Temer’s 14-minute audio message sent to members of his own PMDB party via the WhatsApp messaging app showed he was preparing to take over if Rousseff is forced from office.

The audio was posted on the website of the Folha de S Paulo newspaper and confirmed to Reuters by Temer’s aides as authentic. Aides said it was accidentally released and they quickly sent another message asking legislators to disregard it.

In his message, Temer said he did not want to get ahead of events, but he had to show the country he was ready to lead it if needed.
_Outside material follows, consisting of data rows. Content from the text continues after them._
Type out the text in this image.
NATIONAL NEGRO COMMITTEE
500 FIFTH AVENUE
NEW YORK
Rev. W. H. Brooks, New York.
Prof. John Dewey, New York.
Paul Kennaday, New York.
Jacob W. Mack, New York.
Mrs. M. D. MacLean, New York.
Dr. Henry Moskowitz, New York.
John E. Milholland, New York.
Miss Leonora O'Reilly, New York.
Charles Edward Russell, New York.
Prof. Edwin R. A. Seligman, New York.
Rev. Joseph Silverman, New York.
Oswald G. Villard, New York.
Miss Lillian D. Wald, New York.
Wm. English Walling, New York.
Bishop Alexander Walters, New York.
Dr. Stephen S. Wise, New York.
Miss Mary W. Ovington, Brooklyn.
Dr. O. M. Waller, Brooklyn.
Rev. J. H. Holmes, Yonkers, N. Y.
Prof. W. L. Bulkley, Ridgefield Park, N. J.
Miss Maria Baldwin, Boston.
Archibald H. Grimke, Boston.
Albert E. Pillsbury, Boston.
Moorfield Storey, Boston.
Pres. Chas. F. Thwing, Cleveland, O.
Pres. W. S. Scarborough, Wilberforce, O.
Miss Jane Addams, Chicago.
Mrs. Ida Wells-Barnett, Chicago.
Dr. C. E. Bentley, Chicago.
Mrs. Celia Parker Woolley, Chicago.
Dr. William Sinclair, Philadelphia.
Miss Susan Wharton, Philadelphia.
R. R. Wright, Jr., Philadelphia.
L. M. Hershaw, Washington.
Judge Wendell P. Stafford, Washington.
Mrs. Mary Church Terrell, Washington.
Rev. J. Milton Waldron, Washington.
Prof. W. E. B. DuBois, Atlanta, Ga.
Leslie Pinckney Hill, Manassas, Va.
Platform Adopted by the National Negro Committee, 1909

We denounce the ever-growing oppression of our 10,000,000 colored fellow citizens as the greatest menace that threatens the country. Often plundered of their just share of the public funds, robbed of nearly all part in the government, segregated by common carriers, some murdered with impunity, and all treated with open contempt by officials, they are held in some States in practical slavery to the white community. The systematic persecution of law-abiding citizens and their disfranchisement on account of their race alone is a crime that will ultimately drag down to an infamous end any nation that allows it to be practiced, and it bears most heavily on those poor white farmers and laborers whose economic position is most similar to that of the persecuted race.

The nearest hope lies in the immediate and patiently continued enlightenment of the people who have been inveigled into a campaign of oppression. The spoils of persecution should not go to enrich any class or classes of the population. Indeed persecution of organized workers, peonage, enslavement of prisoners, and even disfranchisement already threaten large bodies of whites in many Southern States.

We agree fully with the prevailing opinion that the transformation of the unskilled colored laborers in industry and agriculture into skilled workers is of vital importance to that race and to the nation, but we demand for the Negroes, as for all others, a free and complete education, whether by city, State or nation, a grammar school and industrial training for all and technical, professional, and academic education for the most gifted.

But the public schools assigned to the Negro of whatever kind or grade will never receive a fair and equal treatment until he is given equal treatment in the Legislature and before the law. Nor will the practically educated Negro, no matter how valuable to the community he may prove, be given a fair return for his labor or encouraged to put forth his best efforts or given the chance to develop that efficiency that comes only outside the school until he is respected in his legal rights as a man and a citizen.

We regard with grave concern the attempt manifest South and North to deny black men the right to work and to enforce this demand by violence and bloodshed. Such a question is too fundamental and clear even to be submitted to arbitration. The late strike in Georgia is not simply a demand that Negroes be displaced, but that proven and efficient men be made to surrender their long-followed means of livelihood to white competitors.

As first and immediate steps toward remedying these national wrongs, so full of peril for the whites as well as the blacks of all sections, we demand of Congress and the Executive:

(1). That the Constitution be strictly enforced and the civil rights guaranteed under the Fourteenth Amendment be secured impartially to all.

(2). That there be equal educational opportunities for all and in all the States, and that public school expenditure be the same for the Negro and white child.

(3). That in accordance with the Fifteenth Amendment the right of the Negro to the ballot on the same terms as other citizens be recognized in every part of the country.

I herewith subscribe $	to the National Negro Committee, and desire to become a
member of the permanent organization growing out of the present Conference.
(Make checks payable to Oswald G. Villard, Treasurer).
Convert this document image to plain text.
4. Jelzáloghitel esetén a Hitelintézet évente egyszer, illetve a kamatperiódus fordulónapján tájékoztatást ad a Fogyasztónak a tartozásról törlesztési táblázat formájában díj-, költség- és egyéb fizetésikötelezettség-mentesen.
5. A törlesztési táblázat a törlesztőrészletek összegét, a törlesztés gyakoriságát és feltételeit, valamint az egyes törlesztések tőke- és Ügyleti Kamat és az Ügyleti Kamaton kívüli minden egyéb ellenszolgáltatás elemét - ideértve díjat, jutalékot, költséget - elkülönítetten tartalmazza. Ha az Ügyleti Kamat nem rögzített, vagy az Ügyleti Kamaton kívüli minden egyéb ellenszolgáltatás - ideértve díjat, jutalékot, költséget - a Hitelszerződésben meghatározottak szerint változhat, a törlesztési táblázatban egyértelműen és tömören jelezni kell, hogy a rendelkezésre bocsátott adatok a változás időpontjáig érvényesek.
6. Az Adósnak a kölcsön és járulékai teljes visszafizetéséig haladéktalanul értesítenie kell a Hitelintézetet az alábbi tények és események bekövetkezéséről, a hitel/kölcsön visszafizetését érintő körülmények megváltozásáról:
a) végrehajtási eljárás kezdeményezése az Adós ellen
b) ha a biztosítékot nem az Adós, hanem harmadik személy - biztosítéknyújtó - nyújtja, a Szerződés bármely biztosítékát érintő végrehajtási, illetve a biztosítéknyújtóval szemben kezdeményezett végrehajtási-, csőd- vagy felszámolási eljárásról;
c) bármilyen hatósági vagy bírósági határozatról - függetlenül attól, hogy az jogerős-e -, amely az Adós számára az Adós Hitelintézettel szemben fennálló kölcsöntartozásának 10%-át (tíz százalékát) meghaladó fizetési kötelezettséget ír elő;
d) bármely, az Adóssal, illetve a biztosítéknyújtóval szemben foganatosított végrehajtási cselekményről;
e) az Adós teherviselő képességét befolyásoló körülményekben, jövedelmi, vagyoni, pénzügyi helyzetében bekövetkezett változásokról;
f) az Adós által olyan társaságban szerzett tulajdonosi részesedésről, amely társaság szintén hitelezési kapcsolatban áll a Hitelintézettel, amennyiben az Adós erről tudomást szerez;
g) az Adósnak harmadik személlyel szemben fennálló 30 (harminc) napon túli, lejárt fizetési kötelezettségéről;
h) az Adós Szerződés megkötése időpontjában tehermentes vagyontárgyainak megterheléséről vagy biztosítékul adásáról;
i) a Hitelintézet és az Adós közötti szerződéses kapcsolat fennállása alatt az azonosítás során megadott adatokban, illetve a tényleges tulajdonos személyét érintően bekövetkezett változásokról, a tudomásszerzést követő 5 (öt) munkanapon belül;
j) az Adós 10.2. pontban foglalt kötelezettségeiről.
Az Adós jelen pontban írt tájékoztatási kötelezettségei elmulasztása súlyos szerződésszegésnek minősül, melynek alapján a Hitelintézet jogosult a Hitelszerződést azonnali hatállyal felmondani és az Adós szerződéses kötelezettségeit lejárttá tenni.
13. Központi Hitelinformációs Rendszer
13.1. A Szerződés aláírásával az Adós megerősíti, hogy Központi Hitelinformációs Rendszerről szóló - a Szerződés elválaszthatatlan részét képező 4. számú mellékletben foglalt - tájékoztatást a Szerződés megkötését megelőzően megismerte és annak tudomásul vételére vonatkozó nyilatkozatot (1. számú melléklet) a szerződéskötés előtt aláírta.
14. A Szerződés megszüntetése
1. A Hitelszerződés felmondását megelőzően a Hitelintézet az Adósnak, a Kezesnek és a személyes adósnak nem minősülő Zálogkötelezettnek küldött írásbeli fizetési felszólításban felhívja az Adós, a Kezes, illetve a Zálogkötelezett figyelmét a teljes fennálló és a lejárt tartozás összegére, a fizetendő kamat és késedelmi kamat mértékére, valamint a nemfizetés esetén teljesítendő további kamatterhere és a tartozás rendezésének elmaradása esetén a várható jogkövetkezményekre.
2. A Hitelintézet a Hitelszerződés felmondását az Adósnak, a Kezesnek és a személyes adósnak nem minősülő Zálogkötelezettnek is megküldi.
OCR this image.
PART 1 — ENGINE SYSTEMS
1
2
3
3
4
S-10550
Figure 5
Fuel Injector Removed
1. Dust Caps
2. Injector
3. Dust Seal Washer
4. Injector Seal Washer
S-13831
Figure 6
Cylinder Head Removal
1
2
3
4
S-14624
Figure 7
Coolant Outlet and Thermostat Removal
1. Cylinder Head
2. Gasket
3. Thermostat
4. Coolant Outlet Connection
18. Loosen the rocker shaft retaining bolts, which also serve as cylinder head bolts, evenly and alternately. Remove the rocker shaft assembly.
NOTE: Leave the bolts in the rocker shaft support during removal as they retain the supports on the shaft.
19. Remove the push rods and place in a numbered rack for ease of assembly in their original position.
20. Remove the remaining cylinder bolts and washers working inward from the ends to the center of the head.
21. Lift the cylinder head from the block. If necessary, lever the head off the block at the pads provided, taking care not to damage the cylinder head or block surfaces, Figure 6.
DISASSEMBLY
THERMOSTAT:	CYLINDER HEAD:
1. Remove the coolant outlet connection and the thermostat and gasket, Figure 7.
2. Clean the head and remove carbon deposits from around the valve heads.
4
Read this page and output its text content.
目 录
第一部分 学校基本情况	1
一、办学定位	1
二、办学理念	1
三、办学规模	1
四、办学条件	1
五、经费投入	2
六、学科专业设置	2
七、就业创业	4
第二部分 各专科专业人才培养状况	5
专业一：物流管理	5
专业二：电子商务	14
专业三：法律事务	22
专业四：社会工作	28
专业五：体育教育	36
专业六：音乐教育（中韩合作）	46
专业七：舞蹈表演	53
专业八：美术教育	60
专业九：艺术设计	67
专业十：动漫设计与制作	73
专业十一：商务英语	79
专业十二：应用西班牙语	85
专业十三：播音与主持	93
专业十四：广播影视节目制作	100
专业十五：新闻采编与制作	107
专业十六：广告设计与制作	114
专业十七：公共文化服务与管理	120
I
We need a government of national salvation and national unity. We need to unite all the political parties, and all the parties should be ready to collaborate to drag Brazil out of this crisis. 
Michel Temer, Vice President, Brazil
Rousseff broke the laws to support herself during re-election time.
The rift between Rousseff and her VP became worse after the release of an audio recording was released. (Photo: AP)

Rousseff‘s chief of staff Jaques Wagner called the vice president a “conspirator” and said he should resign if Rousseff survives impeachment.

Having joined the conspiracy, he should resign when it is defeated, because the climate will become unbearable. 
Jaques Wagner, Chief of Staff to Rousseff

Wagner said the government will continue working to muster enough votes to block impeachment in the lower house, encouraged by the fact that in committee the opposition had not won the two thirds it will need in the plenary.

The committee vote, however, is expected to sway undecided lawmakers to vote for Rousseff‘s removal, said Claudio Couto, a politics professor at the Fundacao Getulio Vargas think tank.

It has a snowball effect. With each approval, the chances of impeachment clearing the next chamber increases. The wider the margin, the more momentum impeachment will gather.
Claudio Couto, Politics Professor

The Brasilia-based consultancy Arko Advice said committee votes for impeachment were higher than expected and it raised to 65 percent the odds of Rousseff being unseated by Congress.